The following verse, Judges 17:6, casts the biblical figure of Micah in a different light: "In those days there was no king in Israel; all the people did what was right in their own eyes" (NRSV). This is commonly interpreted as a criticism of Micah's actions in constructing these images. It has been argued that one of the most significant themes in the entire book of Judges is that of idolatry. But can we view the importance of Bibles, crosses, and stained glass depictions of biblical stories as idolatrous in the same light as silver, gold and wooden statues of foreign or household gods? A traditional Catholic answer is that there is a distinction "between an idol, the likeness of something false, and a religious image, the likeness of something real" (Gunn, 234), but this is certainly not the end of the discussion. Many Protestant theologians have, with varying degrees of vehemence, proclaimed that likenesses, whether of "some fake god" or of "the true God," are all under the criticism of Torah commands against graven images.

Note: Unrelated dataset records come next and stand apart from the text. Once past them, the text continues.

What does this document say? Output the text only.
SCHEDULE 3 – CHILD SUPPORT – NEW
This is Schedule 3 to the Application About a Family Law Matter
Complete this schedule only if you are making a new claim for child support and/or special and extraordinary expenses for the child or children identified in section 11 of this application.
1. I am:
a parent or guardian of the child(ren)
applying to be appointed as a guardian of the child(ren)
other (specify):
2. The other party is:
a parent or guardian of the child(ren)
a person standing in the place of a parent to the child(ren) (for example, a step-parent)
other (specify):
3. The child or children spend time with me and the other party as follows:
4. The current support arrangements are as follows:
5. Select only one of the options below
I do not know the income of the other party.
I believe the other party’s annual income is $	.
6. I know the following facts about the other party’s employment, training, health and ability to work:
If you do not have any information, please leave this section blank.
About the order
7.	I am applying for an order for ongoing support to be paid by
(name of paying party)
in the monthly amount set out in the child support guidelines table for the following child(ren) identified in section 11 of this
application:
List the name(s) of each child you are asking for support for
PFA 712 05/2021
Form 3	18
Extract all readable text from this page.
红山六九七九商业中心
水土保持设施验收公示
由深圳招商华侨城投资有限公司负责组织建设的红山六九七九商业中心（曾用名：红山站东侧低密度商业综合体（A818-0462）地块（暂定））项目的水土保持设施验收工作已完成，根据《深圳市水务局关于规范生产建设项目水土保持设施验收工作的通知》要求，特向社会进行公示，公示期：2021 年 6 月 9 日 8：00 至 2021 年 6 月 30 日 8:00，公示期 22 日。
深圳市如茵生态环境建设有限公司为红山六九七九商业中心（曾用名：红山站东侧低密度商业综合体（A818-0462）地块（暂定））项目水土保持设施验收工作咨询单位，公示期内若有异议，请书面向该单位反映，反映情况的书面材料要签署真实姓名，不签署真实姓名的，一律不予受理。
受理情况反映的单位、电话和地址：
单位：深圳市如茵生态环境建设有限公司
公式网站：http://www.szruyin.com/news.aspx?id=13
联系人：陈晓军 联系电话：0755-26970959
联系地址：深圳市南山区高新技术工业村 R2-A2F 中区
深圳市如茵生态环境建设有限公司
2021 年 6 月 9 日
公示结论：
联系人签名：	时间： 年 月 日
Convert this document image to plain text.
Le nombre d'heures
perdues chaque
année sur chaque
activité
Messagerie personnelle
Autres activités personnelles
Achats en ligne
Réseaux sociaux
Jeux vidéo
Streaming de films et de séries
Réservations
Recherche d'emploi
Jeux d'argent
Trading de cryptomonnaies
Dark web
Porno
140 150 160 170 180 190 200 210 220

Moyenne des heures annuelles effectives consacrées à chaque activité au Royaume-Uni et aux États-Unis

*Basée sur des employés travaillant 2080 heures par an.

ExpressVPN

Wherever you fall on this distinction, there is a discussion to be had which is less concerned with the proper application of doctrine and more concerned with the value of human life. Not to pick on the Catholics too much - I believe that nearly every religion or denomination has some sort of violence or violation in their pockets that can be revealed with enough shaking - but the extent of violence perpetrated during the Crusades alone justifies a critique of Christian attitude toward the value of objects and human lives. In Shusaku Endo's challenging novel Silence, protagonist SebastiĆ£o Rodrigues (based on real-life Jesuit Giuseppe Chiara) is forced to trample a fumi-e, the Japanese word for a carved likeness of Jesus Christ, in symbolic renunciation of Christianity. If Rodrigues refuses, thousands of Japanese Christians will be tortured and killed. Silent throughout Rodrigues's persecution, Christ finally speaks to Rodrigues in this time of important decisions, saying, "Trample! Trample! It is to be trampled on by you that I am here" (176). Endo's Christ denies power to the superficial act of trampling a carving and verbal renunciation, suggesting both that the human lives at stake far outweigh the fate of the fumi-e and that true faith cannot by limited by its superficial expression.

I read Endo's Silence for a course called "History of Christianity in East Asia," and while discussing this book there was a student who felt betrayed by Rodrigues. "Why couldn't he just remain faithful? Why did he have to trample the fumi-e?" she asked. This course was taught at a seminary which gave me good reason to believe that this student was not just a Christian but a future leader of the Christian community. I consider this Christianity gone wild. In the story of the woman accused of adultery, Jesus responds, "Let anyone among you who is without sin be the first to throw a stone at her" (John 8:7 NRSV). In response to the congregation who is ready to stone an adulteress in a modern-day church, there is a part of me that believes a minister would respond, "Don't you dare throw a stone in the sanctuary. If you're going to stone her to death make sure you drag her out back. Oh, and stay away from the prayer garden. Brother Judd put a lot of good money into the prayer garden and we don't want it to go to waste."

Let's hope that part of me is wrong.